3. KLH, BSA, and Ovalbumin
Peptide antigens are often too small to generate significant immune responses on their own. To solve this problem, these peptides are conjugated to bigger carrier proteins, such as bovine serum albumin (BSA), ovalbumin, or keyhole limpet hemocyanin (KLH). One of the advantages of KLH is that it does not interfere with ELISA or western blotting because it is not used as a blocking reagent. One common means of conjugation method is the maleimide method, which couples the cysteine residue of the peptide to the carrier protein. To perform this conjugation, one cysteine residue is added to the N- or C-terminus of the peptide so that it may be linked to the carrier protein.
Note: KLH is a large (MW = 4*105 to 1*107) aggregating protein. Because of its size and structure, its solubility in water is often limited, giving solutions and mixtures a cloudy appearance. This does not affect immunogenicity and the turbid solution can be used for immunizations.

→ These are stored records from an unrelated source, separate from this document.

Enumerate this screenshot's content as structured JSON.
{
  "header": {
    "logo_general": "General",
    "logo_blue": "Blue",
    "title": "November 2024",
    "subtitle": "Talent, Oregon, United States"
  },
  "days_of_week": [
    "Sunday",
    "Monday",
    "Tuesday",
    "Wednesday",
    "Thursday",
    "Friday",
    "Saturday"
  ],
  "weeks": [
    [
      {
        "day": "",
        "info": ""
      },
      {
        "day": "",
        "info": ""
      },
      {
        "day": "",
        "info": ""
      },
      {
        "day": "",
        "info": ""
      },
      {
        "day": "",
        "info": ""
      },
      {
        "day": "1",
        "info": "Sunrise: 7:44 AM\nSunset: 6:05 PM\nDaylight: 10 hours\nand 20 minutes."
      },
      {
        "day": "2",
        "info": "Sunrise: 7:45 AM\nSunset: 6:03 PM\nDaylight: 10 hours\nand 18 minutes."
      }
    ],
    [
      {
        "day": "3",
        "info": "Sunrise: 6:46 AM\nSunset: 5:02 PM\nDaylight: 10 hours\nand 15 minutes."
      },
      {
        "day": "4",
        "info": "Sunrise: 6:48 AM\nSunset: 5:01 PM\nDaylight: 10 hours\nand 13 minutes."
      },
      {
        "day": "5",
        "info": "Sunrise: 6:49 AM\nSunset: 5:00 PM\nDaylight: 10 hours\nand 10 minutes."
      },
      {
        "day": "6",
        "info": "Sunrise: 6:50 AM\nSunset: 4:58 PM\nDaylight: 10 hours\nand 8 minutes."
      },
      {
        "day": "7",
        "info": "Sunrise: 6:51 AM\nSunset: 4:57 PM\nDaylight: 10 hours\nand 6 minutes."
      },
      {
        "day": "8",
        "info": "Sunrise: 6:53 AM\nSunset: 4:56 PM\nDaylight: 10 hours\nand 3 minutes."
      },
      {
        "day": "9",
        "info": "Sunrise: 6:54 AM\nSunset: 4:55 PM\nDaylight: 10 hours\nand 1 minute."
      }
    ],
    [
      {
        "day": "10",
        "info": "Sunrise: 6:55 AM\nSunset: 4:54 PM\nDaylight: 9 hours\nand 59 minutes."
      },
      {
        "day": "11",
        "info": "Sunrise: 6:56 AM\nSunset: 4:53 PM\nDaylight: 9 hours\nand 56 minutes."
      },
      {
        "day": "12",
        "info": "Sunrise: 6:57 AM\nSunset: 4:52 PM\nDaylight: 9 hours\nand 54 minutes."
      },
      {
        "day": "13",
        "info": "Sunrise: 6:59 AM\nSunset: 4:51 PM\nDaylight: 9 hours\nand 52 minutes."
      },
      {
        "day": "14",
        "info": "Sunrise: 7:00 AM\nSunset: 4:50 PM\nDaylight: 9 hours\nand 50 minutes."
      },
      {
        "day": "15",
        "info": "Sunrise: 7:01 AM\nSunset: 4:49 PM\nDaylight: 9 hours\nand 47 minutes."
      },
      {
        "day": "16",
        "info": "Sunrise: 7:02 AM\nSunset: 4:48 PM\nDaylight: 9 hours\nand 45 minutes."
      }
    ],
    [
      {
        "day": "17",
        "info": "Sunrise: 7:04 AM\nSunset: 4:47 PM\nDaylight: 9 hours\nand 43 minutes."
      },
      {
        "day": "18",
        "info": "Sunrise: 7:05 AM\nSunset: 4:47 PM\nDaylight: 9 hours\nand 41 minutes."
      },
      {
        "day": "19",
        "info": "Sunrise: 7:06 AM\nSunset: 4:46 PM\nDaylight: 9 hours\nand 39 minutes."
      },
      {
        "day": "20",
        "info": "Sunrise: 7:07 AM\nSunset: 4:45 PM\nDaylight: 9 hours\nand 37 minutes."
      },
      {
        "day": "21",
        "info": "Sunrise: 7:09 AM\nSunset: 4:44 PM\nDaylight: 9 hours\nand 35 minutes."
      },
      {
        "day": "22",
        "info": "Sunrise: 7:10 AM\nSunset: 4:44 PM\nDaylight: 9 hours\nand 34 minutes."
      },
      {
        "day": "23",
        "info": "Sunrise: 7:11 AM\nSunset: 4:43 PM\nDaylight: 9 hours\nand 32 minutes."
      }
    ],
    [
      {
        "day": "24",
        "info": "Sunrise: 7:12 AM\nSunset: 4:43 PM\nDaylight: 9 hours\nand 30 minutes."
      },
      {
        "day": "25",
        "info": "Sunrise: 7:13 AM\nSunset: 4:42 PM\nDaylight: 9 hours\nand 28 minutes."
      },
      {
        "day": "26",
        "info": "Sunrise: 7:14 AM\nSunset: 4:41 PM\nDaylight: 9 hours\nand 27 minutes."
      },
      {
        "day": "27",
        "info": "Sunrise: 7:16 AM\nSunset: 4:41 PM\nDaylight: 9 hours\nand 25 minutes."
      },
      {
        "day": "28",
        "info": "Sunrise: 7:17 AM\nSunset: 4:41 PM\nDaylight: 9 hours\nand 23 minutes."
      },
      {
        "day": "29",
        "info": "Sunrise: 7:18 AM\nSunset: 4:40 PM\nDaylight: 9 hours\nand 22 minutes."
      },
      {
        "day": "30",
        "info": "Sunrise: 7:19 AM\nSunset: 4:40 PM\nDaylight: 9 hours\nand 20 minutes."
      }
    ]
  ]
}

4. Amidation and Acetylation
If the peptide is from an internal sequence of a protein, terminal amidation (C-terminus) or acetylation (N-terminus) will remove its charge and help it imitate its natural structure (amide, CONH2). In addition, this modification makes the resulting peptide more stable towards enzymatic degradation resulting from exopeptidases.
5. Biotin and FITC
Fluorescein isothiocyanate (FITC) is an activated precursor used for fluorescein labeling. For efficient N-terminal labeling, a seven-atom aminohexanoyl spacer (NH2-CH2-CH2-CH2-CH2-CH2-COOH) is inserted between the fluorophore (fluoroscein) and the N-terminus of the peptide.
For C-terminal labeling of biotin, a Lys residue is added to the C-terminus of the peptide. Biotin is then attached to the lysine side chain via amide bond. The positive charge of the lysine is then removed.